Modern Orthodox rabbi in Baltimore, Maryland

Etan Mintz is an American rabbi, activist, writer, and the spiritual leader of the historic B'nai Israel Synagogue (Baltimore) of Baltimore, the oldest continually active synagogue in Maryland and one of the oldest standing synagogues in America. Mintz is an active proponent of Jewish inclusivity. He is a nationally sought speaker, writer, and educator. In response to the 2015 Baltimore protests after the shooting of Freddie Gray, Mintz led a multiracial, interfaith group of clergy to increase community cooperation in Baltimore. Rabbi Mintz has advocated for strengthening racial relations and has advocated for a more welcoming and inclusive vision of Modern Orthodox Judaism.
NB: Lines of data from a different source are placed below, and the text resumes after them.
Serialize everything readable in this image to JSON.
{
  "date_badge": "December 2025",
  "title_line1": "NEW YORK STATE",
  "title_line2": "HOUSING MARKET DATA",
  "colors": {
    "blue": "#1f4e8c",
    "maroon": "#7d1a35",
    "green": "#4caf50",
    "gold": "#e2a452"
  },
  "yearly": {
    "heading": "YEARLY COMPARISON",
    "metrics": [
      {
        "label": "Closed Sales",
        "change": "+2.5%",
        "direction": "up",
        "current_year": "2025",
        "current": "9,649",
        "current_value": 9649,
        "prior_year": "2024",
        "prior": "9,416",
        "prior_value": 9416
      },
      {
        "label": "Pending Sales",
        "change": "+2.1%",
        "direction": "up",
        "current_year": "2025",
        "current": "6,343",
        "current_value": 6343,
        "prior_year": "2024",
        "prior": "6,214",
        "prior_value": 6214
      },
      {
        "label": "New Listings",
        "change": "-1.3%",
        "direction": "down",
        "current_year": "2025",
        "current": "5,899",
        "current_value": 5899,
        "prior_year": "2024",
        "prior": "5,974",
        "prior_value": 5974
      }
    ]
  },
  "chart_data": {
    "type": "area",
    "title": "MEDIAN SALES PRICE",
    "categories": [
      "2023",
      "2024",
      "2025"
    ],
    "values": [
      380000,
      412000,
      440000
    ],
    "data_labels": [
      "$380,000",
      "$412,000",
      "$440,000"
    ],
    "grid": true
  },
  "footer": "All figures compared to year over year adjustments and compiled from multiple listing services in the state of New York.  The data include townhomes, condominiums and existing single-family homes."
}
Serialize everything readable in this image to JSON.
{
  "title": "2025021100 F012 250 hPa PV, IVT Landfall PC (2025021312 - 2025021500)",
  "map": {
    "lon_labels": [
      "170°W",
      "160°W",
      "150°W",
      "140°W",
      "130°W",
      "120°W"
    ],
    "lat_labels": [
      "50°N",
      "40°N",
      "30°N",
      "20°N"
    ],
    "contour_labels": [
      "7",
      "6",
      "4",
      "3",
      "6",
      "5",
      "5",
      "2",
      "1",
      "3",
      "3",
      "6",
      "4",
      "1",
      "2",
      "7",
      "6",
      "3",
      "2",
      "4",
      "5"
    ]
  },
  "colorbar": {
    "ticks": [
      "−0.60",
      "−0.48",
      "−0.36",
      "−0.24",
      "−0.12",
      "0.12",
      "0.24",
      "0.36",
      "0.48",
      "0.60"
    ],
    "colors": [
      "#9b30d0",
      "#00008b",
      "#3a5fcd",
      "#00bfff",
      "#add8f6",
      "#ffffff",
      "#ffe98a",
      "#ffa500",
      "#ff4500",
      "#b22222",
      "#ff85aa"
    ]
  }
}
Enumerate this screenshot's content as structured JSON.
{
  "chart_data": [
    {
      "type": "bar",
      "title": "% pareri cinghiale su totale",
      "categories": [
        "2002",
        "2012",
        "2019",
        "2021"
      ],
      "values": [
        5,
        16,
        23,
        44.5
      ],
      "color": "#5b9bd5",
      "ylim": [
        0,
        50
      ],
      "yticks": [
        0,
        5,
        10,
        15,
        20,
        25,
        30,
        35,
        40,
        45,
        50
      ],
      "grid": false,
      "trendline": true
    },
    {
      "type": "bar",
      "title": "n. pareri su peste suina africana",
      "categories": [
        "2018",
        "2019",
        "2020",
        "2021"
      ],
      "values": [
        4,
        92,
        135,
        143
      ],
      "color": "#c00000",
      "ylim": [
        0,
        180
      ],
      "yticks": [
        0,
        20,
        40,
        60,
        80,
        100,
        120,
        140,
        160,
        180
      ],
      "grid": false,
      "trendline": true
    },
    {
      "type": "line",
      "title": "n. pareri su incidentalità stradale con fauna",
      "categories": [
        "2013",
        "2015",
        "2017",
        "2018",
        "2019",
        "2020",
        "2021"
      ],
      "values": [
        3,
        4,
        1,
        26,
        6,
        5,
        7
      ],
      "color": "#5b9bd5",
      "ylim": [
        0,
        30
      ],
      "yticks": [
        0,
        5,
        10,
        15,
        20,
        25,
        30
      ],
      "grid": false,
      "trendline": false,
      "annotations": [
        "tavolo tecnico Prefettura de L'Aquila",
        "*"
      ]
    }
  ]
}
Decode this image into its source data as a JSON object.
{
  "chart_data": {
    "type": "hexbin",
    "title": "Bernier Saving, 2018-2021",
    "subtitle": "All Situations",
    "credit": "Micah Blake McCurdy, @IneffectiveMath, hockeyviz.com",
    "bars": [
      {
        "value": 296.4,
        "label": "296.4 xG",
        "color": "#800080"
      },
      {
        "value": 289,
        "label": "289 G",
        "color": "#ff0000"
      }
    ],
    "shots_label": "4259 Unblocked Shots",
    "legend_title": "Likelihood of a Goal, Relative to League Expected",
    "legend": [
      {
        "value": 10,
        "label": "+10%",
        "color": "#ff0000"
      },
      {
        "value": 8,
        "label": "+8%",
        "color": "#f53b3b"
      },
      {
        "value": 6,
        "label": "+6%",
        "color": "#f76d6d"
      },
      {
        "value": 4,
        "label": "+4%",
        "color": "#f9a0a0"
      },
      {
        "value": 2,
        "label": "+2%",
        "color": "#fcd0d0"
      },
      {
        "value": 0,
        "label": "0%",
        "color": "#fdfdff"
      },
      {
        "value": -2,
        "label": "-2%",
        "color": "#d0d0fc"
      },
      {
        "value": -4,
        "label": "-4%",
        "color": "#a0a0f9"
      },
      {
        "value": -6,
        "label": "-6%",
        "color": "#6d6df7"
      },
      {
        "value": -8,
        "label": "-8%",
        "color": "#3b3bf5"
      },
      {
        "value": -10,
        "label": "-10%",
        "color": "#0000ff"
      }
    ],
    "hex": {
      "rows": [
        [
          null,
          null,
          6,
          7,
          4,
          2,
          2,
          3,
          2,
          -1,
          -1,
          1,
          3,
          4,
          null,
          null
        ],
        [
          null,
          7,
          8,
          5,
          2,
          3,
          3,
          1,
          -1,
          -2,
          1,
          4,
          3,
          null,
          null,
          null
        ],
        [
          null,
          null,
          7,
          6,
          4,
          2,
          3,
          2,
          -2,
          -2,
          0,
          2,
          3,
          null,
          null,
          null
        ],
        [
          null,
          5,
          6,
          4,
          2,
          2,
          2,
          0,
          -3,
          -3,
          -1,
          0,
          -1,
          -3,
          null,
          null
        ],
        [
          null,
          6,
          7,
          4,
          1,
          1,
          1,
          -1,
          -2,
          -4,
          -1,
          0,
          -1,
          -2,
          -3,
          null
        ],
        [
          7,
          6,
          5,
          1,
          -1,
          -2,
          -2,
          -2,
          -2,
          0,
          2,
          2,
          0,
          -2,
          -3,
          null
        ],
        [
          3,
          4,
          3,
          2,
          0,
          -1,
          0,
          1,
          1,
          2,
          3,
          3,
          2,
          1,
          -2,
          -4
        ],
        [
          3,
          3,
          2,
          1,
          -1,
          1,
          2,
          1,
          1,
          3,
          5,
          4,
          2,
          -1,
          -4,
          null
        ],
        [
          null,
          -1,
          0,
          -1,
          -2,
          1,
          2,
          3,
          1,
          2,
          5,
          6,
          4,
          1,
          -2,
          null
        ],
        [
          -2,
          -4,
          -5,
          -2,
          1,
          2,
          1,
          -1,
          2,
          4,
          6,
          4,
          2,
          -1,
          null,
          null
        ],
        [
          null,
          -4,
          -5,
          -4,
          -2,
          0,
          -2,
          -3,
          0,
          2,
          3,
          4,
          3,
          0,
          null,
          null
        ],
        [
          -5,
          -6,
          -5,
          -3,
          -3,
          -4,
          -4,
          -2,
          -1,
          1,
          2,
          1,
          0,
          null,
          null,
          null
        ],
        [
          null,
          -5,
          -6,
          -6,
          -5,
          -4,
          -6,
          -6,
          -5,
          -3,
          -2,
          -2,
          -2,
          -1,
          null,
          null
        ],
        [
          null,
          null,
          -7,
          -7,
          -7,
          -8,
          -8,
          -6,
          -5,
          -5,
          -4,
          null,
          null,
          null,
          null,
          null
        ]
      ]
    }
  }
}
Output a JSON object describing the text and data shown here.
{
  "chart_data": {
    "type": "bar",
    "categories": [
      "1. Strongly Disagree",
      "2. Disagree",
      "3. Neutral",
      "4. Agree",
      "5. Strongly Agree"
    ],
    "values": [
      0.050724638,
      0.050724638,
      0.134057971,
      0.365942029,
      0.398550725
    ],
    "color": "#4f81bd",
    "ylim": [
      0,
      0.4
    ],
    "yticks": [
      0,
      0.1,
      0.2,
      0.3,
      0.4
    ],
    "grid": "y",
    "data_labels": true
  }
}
Mintz received his rabbinical ordination from the Rabbi Isaac Elchanan Theological Seminary at Yeshiva University, and studied for two years at Yeshivat Sha'alavim in Israel. He also holds an M.P.A. degree from the Kennedy School at Harvard University and a master's degree in Jewish Philosophy and Mysticism from the Bernard Revel Graduate School of Jewish Studies. Before becoming the rabbi of B'nai Israel, he was an associate rabbi at the Hebrew Institute in Riverdale, NY, under the leadership of Rabbi Avi Weiss. He taught at the Charles E. Smith Jewish Day School in Rockville, Maryland, and has served as a rabbi during the summer months at The Hampton Synagogue in Westhampton Beach, New York. He has also served on the Bioethics Committee of Johns Hopkins University.

He lives in Baltimore with his wife, Dr. Tammy Mintz, and their six children.